A system of equation models has peculiarities on both the model and the estimation sides. On the modeling side, the main difficulties reside with identification and reflection problems. Briefly stated, the identification problem requires that enough information be present in the model to make each equation represent a definite economic relation such as supply or demand. The reflection problem is concerned with getting a unique group data in order to explain individual behavior. Depending on the results of the identification problem, appropriate techniques for establishing a system of equations are available, such as ordinary least square (OLS), and three-stage least squares (3SLQ).

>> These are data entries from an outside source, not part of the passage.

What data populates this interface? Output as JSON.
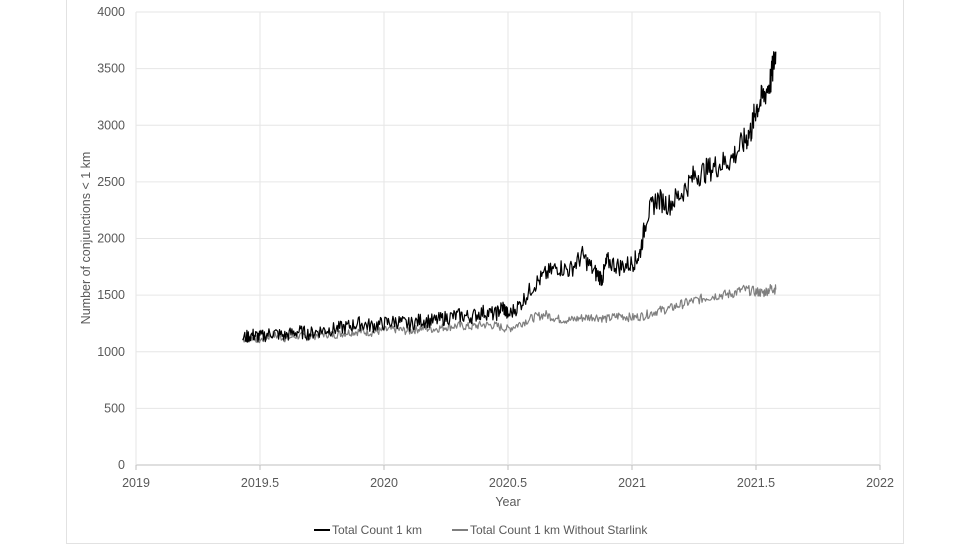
{
  "chart_data": {
    "type": "line",
    "title": "",
    "xlabel": "Year",
    "ylabel": "Number of conjunctions < 1 km",
    "xlim": [
      2019,
      2022
    ],
    "ylim": [
      0,
      4000
    ],
    "xticks": [
      2019,
      2019.5,
      2020,
      2020.5,
      2021,
      2021.5,
      2022
    ],
    "xtick_labels": [
      "2019",
      "2019.5",
      "2020",
      "2020.5",
      "2021",
      "2021.5",
      "2022"
    ],
    "yticks": [
      0,
      500,
      1000,
      1500,
      2000,
      2500,
      3000,
      3500,
      4000
    ],
    "ytick_labels": [
      "0",
      "500",
      "1000",
      "1500",
      "2000",
      "2500",
      "3000",
      "3500",
      "4000"
    ],
    "grid": true,
    "legend_position": "bottom",
    "series": [
      {
        "name": "Total Count 1 km",
        "color": "#000000",
        "x": [
          2019.43,
          2019.47,
          2019.5,
          2019.55,
          2019.6,
          2019.65,
          2019.7,
          2019.75,
          2019.8,
          2019.85,
          2019.9,
          2019.95,
          2020.0,
          2020.05,
          2020.1,
          2020.15,
          2020.2,
          2020.25,
          2020.3,
          2020.35,
          2020.4,
          2020.45,
          2020.48,
          2020.5,
          2020.55,
          2020.6,
          2020.65,
          2020.7,
          2020.75,
          2020.8,
          2020.85,
          2020.88,
          2020.9,
          2020.95,
          2021.0,
          2021.03,
          2021.06,
          2021.1,
          2021.15,
          2021.2,
          2021.25,
          2021.3,
          2021.35,
          2021.4,
          2021.45,
          2021.48,
          2021.5,
          2021.53,
          2021.56,
          2021.58
        ],
        "y": [
          1120,
          1150,
          1130,
          1170,
          1140,
          1180,
          1160,
          1190,
          1200,
          1220,
          1250,
          1230,
          1250,
          1270,
          1240,
          1280,
          1270,
          1300,
          1320,
          1310,
          1350,
          1330,
          1400,
          1320,
          1420,
          1580,
          1680,
          1750,
          1720,
          1850,
          1700,
          1650,
          1800,
          1750,
          1780,
          1850,
          2200,
          2350,
          2300,
          2400,
          2550,
          2600,
          2650,
          2700,
          2850,
          2950,
          3150,
          3250,
          3400,
          3650
        ]
      },
      {
        "name": "Total Count 1 km Without Starlink",
        "color": "#7f7f7f",
        "x": [
          2019.43,
          2019.47,
          2019.5,
          2019.55,
          2019.6,
          2019.65,
          2019.7,
          2019.75,
          2019.8,
          2019.85,
          2019.9,
          2019.95,
          2020.0,
          2020.05,
          2020.1,
          2020.15,
          2020.2,
          2020.25,
          2020.3,
          2020.35,
          2020.4,
          2020.45,
          2020.5,
          2020.55,
          2020.6,
          2020.65,
          2020.7,
          2020.75,
          2020.8,
          2020.85,
          2020.9,
          2020.95,
          2021.0,
          2021.05,
          2021.1,
          2021.15,
          2021.2,
          2021.25,
          2021.3,
          2021.35,
          2021.4,
          2021.45,
          2021.5,
          2021.53,
          2021.56,
          2021.58
        ],
        "y": [
          1110,
          1130,
          1100,
          1150,
          1120,
          1140,
          1130,
          1160,
          1150,
          1170,
          1180,
          1170,
          1190,
          1200,
          1180,
          1210,
          1200,
          1220,
          1230,
          1220,
          1240,
          1230,
          1200,
          1250,
          1300,
          1330,
          1290,
          1280,
          1300,
          1310,
          1290,
          1320,
          1300,
          1320,
          1360,
          1380,
          1420,
          1450,
          1480,
          1500,
          1510,
          1550,
          1530,
          1520,
          1560,
          1550
        ]
      }
    ]
  }
}
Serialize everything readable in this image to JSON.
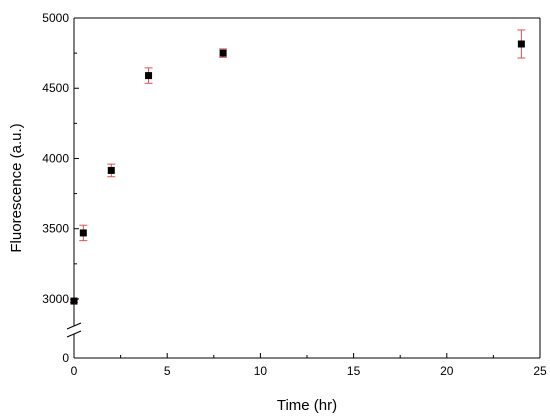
{
  "chart_data": {
    "type": "scatter",
    "xlabel": "Time (hr)",
    "ylabel": "Fluorescence (a.u.)",
    "xlim": [
      0,
      25
    ],
    "ylim_upper": [
      2900,
      5000
    ],
    "ylim_lower": [
      0,
      0
    ],
    "y_axis_break": true,
    "x_ticks": [
      "0",
      "5",
      "10",
      "15",
      "20",
      "25"
    ],
    "y_ticks": [
      "0",
      "3000",
      "3500",
      "4000",
      "4500",
      "5000"
    ],
    "grid": false,
    "marker_color": "#000000",
    "errorbar_color": "#e05050",
    "points": [
      {
        "x": 0,
        "y": 2985,
        "err": 10
      },
      {
        "x": 0.5,
        "y": 3470,
        "err": 55
      },
      {
        "x": 2,
        "y": 3915,
        "err": 45
      },
      {
        "x": 4,
        "y": 4590,
        "err": 55
      },
      {
        "x": 8,
        "y": 4750,
        "err": 30
      },
      {
        "x": 24,
        "y": 4815,
        "err": 100
      }
    ]
  }
}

Some pitfalls are common to both single and systems of equations. Multicollinearity occurs when the independent variables are related, such as when one variable measures activity for a day and another variable measures the same activity for a week, requiring that one is seven times the other. A dummy variable trap occurs when binary variables such as for the treatment of sex, seasonality, or shocks all add up to a column of ones.

Expectations can be treated in both single and systems of equations. An expected variable may be present in the model, which requires one to specify, before estimation, how expectations are formed. One method calls for an adaptive mechanism to correct for past errors. The most recent method of rational expectation models requires the econometrician to adjust the expected value of the variable for all the information that is available. For instance, if one’s average commuting distance to work is 10 minutes, and one hears on the news that a traffic jam has occurred, an adjustment must be made to the average time for the forecast of the arrival time to be rational. Econometricians are trying to build large-scale rational expectation models to rival standard models such as the Wharton Econometric model, the Data Resource model, or the Federal Reserve Board U.S. model, but such achievements are not in sight as yet.